Golfers also work harder, practice more, and are under more psycological pressure than almost any other athlete. In golf, all the results are placed squarely on your shoulders, good or bad. Not so in most other sports; there's always someone else to blame. 

If the Detroit Pistons don't win a single game all year, each player will still fly home on their private jet to their 20 acre mansion, where their personal chef will be waiting to take their dinner requests. If a PGA golfer misses every cut, he goes home with nothing. That's a lot of added pressure.

'Real men play football/basketball/baseball.'  
Four out of six of the Varsity golfers on my high schools team last year played either basketball, skiing, or track. One of them, a sophomore, played on the varsity basketball team. One junior went to State for track. 

What about teamwork? When you play golf for YOUR team; well, that's even MORE added pressure to perform. Then, you're playing with 2 or 3 competitors who might be a lot better than you are or are trying to pysch you out. That more than makes up for the lack of physical contact.

To all you idiots out there who say golf isn't a sport  
IT IS!!!!!:cheeky4: 
/end of rant


----------



## ebittner (Apr 18, 2006)

No matter what people say golf is a sport and it is a very hard sport. The friedns that are telling you this must have never played the game. You should try to get them to. Anyway I find that golf is both mental and it is extreemly phisical because you need to have a lot of upper body strength and you need to have an extreem about of mussel control to hit the ball accualty in the direction and distance that you desire.
If they give you any more trouble challange them to a nice game.


----------



## JulieInQld (Apr 18, 2006)

Your friends, obviously haven't played very much, and haven't seen many pga, & lpga, players on the TV.


----------



## Matthew_22 (Apr 11, 2006)

Yes, golf is definitely a sport, one of the largest and most popular sports around in fact. 

But to a lot of people it is more than a sport, its a lifestylle.

I have found the only people who don't consider golf as a sport are the drunken hackers that 'play' once a year.


----------



## Thumperfive (Apr 17, 2006)

definitely a sport - the problem is that the public image is really of fat, white rich guys riding on a cart around a course! Of course it's changing, but still... the amount of physical work that you get playing easily matches most other sports, hands down.


----------



## Michael311 (Apr 15, 2006)

Yes, the image of Golf is changing, unfortunately, very slowly.

Good point, white_tiger.

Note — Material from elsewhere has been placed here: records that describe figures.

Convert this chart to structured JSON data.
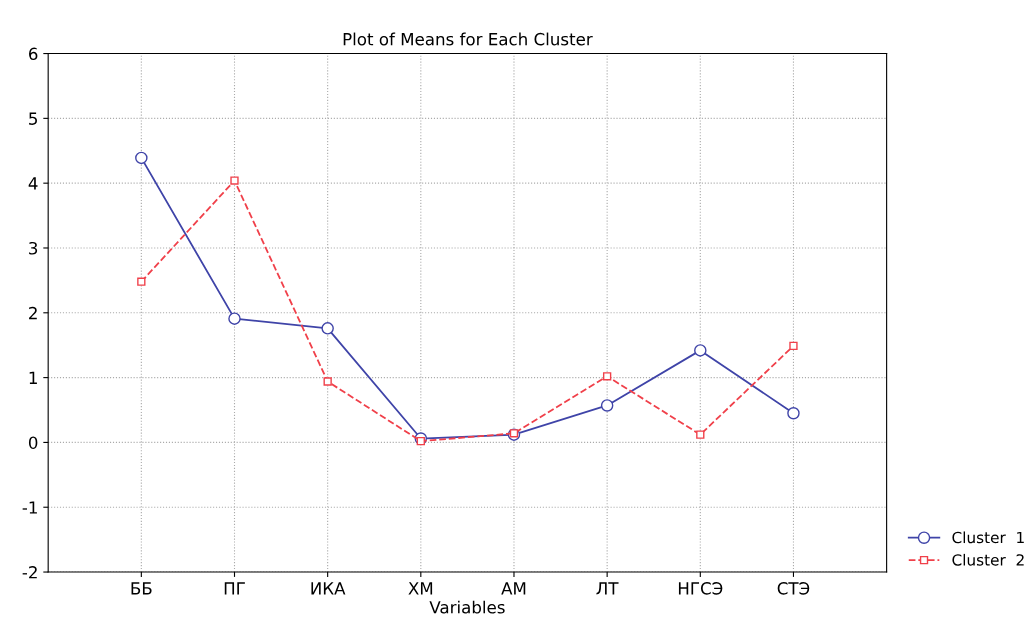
{
  "chart_data": {
    "type": "line",
    "title": "Plot of Means for Each Cluster",
    "xlabel": "Variables",
    "categories": [
      "ББ",
      "ПГ",
      "ИКА",
      "ХМ",
      "АМ",
      "ЛТ",
      "НГСЭ",
      "СТЭ"
    ],
    "series": [
      {
        "name": "Cluster  1",
        "color": "#3f44a8",
        "marker": "circle",
        "line_style": "solid",
        "values": [
          4.39,
          1.91,
          1.76,
          0.06,
          0.12,
          0.57,
          1.42,
          0.45
        ]
      },
      {
        "name": "Cluster  2",
        "color": "#f0404a",
        "marker": "square",
        "line_style": "dashed",
        "values": [
          2.48,
          4.04,
          0.94,
          0.02,
          0.14,
          1.02,
          0.12,
          1.49
        ]
      }
    ],
    "ylim": [
      -2,
      6
    ],
    "yticks": [
      -2,
      -1,
      0,
      1,
      2,
      3,
      4,
      5,
      6
    ],
    "grid": true,
    "legend": "bottom right"
  }
}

The money is not guaranteed, HUGE pressure.


----------



## Zanzer (Apr 19, 2006)

I used to be of this mindset....until I went out and tried it for myself. To anyone who says this I say ask them to go play 9 holes with you and see what they think. Personally, I found the experience very humbling..it's alot harder than it looks!!

I'm 6'1" tall and weigh 240lbs and I can hit a baseball alot farther and straighter than a tiny little golf ball. I know guys half my size that make me look pitiful on a golf course.

Golf is the great equalizer in the world of sports.


----------



## Matthew_22 (Apr 11, 2006)

Yep, while golf may not be the most physically demanding sport around, people don't realise or respect that it takes so much control of your muscles and your mind.


----------



## Thumperfive (Apr 17, 2006)

that's because people think it's easy - all they see is Tiger walking out and hitting the ball and whoosh! It's in the cup!

they don't see the hours of practice and mental/physical work that went into that ONE shot...

argh.


----------



## MarczO (Mar 25, 2006)

Golf is a true sport. One reason that many people don't think of it as they think of basketball or hockey is because its not as exciting and/or its not advertised as much as other sports. Hockey and Basketball teams spend billions of dollars on advertising and I'm sure golf only spends a few million dollars. Thats a huge difference in attraction.


----------



## geline (Apr 23, 2006)

*Golf is not a sport*

Hello to all the members watching this thread, and to second the motion, I believe that golf is a kind of sports, and a sports for well-to-do people... am i right?


----------



## Phreak (Apr 23, 2006)

Golf is a sport not matter what anyone says becasue it is very hard sometimes I get more tired play golf then playing other sports because of all the walking and pulling mussels in my swings.


----------